Abstract

Nonalcoholic fatty liver disease (NAFLD) is a highly prevalent disease (25-30% of the global adult general population) with no approved treatment to-date, although its treatment is attractive for the researchers and the pharmaceutical industry. The cessation of ovarian function (natural or iatrogenic menopause, premature ovarian insufficiency) is associated with increased abdominal adipose tissue and changes in carbohydrate and lipid metabolism. These changes lead to a dysmetabolic milieu, characterized by unfavorable lipid profile and the development of NAFLD, which may contribute to the increase in cardiovascular risk observed after menopause. Not only the prevalence of NAFLD seems to be higher in postmenopausal compared with premenopausal women, but also the rates of advanced types of the disease, i.e., nonalcoholic steatohepatitis and hepatic fibrosis, the latter regarded as the main histological prognostic factor of advanced liver disease and a difficult-to-reverse target. These observations may render menopausal hormone therapy (MHT) an appealing way to retard or even restore NAFLD after menopause.
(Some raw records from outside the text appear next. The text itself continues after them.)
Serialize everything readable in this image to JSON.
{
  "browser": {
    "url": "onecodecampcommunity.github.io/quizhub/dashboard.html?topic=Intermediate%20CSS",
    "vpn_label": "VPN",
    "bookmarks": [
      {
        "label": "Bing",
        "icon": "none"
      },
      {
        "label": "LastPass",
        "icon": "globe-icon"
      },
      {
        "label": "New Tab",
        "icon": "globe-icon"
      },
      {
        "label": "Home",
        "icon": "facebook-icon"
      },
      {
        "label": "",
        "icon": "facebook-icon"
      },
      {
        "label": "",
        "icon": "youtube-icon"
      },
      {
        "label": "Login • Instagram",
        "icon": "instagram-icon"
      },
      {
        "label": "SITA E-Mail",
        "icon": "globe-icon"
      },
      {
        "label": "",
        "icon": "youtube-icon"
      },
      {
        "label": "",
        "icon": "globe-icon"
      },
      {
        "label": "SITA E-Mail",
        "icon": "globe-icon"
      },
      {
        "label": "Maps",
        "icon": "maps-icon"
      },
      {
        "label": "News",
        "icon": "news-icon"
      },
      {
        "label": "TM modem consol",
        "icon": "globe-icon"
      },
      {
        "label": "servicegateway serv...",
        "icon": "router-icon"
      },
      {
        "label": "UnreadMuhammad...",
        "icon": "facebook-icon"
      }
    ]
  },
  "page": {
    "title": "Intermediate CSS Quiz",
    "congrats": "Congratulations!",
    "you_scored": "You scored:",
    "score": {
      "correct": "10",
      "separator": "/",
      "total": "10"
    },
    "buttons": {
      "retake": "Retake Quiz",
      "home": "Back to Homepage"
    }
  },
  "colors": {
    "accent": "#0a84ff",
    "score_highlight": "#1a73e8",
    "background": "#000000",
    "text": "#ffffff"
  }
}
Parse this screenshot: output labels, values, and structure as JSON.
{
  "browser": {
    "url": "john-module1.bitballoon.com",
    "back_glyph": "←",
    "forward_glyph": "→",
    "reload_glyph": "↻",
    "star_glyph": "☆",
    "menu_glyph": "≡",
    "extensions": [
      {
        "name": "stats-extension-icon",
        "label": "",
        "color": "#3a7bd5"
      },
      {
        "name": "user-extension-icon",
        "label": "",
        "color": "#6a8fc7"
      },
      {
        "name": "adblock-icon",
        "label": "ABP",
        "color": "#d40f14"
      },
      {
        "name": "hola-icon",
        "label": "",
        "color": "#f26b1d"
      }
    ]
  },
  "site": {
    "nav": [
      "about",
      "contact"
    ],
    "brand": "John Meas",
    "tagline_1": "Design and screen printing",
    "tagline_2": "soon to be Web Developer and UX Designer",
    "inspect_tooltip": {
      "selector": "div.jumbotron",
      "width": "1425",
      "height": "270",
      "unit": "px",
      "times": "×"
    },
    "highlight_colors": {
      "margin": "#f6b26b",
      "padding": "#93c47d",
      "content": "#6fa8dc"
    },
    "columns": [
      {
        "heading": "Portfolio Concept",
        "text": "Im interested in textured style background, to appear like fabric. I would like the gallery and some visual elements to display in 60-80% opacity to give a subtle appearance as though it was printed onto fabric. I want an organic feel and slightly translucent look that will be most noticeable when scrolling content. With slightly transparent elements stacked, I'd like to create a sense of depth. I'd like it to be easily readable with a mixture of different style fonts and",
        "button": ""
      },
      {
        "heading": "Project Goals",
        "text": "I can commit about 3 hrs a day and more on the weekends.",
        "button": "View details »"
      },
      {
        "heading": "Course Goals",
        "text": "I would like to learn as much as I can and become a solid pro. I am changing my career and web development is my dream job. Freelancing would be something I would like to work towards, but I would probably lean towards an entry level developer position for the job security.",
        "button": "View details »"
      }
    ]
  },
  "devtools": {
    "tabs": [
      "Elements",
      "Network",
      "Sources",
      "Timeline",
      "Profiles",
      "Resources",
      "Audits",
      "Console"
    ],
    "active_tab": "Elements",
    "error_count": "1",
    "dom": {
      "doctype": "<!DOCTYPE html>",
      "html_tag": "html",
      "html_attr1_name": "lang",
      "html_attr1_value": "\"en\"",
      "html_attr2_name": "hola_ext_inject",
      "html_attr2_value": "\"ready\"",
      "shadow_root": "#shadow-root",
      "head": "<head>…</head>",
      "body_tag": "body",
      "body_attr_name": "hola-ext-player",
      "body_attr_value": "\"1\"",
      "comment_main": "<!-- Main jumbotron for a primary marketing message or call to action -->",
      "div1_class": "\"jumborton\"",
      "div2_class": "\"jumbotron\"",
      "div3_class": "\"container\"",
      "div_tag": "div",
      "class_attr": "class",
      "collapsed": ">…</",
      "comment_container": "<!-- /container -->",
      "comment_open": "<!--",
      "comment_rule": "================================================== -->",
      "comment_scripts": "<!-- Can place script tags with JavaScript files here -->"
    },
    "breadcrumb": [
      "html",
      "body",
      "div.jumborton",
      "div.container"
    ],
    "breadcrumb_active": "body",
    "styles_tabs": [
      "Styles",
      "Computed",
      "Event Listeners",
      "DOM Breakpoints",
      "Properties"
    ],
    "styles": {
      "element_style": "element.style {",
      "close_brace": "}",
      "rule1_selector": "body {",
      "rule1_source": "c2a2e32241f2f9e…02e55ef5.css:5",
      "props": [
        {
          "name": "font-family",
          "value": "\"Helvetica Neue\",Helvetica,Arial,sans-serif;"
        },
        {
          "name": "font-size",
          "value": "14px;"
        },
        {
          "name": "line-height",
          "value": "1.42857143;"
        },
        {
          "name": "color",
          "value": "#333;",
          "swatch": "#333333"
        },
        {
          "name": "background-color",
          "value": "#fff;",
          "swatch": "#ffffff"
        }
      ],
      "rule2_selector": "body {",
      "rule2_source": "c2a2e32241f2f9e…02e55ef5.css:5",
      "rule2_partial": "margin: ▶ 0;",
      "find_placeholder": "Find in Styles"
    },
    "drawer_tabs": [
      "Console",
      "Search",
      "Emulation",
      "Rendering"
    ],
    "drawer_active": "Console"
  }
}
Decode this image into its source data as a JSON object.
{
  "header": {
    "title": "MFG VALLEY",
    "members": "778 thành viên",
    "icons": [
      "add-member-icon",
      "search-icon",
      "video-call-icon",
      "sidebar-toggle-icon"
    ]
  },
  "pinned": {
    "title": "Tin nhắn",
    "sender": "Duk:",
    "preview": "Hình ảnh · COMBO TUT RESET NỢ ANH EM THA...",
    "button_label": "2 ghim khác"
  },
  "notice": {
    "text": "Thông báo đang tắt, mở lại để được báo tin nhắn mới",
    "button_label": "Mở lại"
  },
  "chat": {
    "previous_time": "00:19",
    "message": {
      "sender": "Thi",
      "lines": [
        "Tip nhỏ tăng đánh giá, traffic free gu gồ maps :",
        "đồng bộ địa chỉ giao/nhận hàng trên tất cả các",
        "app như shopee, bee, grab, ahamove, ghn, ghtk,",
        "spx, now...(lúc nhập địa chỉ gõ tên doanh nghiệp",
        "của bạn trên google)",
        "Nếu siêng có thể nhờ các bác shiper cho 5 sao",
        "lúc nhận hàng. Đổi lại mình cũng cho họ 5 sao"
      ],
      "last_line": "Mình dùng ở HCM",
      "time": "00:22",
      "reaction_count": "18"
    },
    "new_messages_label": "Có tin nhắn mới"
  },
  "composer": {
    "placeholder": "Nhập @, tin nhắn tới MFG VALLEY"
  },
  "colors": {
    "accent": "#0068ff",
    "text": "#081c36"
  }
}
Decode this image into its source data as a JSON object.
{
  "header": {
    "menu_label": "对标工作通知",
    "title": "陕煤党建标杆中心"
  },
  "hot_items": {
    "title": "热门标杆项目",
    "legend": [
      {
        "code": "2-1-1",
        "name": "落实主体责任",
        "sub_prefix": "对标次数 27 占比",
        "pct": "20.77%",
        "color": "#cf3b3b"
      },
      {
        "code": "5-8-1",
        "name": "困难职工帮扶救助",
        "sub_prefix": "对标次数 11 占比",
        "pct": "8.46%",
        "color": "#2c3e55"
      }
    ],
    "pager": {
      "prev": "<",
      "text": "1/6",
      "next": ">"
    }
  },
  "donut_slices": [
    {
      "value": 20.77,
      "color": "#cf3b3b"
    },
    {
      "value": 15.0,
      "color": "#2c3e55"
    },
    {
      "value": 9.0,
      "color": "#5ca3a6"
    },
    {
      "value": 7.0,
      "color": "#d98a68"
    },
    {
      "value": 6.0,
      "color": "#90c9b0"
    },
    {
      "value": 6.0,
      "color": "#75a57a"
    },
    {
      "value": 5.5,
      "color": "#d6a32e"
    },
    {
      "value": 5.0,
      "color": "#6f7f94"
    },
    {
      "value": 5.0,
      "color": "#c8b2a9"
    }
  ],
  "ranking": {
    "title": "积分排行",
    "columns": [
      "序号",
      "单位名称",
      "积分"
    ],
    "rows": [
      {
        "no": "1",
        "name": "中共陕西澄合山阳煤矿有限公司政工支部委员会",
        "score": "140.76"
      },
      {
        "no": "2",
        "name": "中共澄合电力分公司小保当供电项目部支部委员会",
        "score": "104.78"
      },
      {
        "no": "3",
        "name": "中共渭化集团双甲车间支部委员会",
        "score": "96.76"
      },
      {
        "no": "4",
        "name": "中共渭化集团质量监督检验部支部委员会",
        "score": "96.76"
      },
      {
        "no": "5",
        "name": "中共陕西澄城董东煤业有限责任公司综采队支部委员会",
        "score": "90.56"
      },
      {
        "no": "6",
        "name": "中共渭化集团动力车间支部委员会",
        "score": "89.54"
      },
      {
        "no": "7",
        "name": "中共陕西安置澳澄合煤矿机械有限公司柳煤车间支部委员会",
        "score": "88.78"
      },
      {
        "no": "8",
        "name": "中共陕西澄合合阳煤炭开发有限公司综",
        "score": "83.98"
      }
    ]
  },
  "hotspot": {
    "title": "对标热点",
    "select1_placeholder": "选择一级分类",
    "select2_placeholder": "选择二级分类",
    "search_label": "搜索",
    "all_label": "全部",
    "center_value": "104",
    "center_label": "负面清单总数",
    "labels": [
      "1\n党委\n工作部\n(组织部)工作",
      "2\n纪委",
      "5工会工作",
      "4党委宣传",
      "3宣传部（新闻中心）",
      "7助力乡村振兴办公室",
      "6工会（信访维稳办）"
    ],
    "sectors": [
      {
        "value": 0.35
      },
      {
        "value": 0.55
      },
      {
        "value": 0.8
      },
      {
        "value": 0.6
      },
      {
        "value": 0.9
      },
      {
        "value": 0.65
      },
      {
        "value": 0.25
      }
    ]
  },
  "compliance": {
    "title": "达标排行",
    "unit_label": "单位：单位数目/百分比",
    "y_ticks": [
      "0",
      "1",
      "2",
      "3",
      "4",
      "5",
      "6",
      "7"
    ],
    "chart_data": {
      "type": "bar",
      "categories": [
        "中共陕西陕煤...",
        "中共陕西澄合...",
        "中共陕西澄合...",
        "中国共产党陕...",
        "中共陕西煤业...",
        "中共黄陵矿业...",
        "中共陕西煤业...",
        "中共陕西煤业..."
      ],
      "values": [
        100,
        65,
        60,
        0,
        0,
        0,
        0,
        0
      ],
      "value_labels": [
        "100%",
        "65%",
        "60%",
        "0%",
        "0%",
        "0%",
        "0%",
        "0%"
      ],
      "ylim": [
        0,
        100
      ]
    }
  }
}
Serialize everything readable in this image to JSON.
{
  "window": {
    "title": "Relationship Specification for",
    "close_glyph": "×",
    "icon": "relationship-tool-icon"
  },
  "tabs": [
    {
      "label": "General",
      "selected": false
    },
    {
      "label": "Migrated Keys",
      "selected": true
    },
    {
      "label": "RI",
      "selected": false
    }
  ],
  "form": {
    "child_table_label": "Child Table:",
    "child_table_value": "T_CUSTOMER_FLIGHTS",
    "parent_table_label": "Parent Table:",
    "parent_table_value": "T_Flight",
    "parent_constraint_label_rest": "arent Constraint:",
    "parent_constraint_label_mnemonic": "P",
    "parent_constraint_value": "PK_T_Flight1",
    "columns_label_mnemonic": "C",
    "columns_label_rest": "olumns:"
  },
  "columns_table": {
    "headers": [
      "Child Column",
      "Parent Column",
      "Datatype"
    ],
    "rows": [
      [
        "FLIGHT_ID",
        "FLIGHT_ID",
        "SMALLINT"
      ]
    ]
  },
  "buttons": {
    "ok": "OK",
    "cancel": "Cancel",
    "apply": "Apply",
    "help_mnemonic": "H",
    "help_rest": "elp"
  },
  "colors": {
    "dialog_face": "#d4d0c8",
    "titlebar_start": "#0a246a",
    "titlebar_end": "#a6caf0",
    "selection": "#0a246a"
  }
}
Although there are some experimental data favoring this consideration, there are only a few interventional clinical studies evaluating the effect of MHT on NAFLD, which have provided conflicting results. Some of them showed encouraging effects of MHT on liver function tests and/or lower rates of NAFLD in women receiving as compared with those not receiving MHT. However, other studies showed that MHT may adversely affect NAFLD. Regarding the route of administration of MHT, there are currently not comparative data between per os and transdermal use on NAFLD. Until waiting for the publication of relevant studies, based on the favorable effect of transdermal MHT on triglyceride concentrations and the fact that high triglyceride and low high-density lipoprotein-cholesterol concentrations are associated with the severity of NAFLD, the use of transdermal MHT may be preferred in women with NAFLD after the cessation of ovarian function. Of course, MHT could not be recommended as standard treatment of NAFLD in women, because MHT may be used for a certain time frame in a woman’s life. However, given that NAFLD seems to be common after the pause of ovarian function, any potential effect of MHT on NAFLD may be considered before treatment initiation and during the follow-up of these women.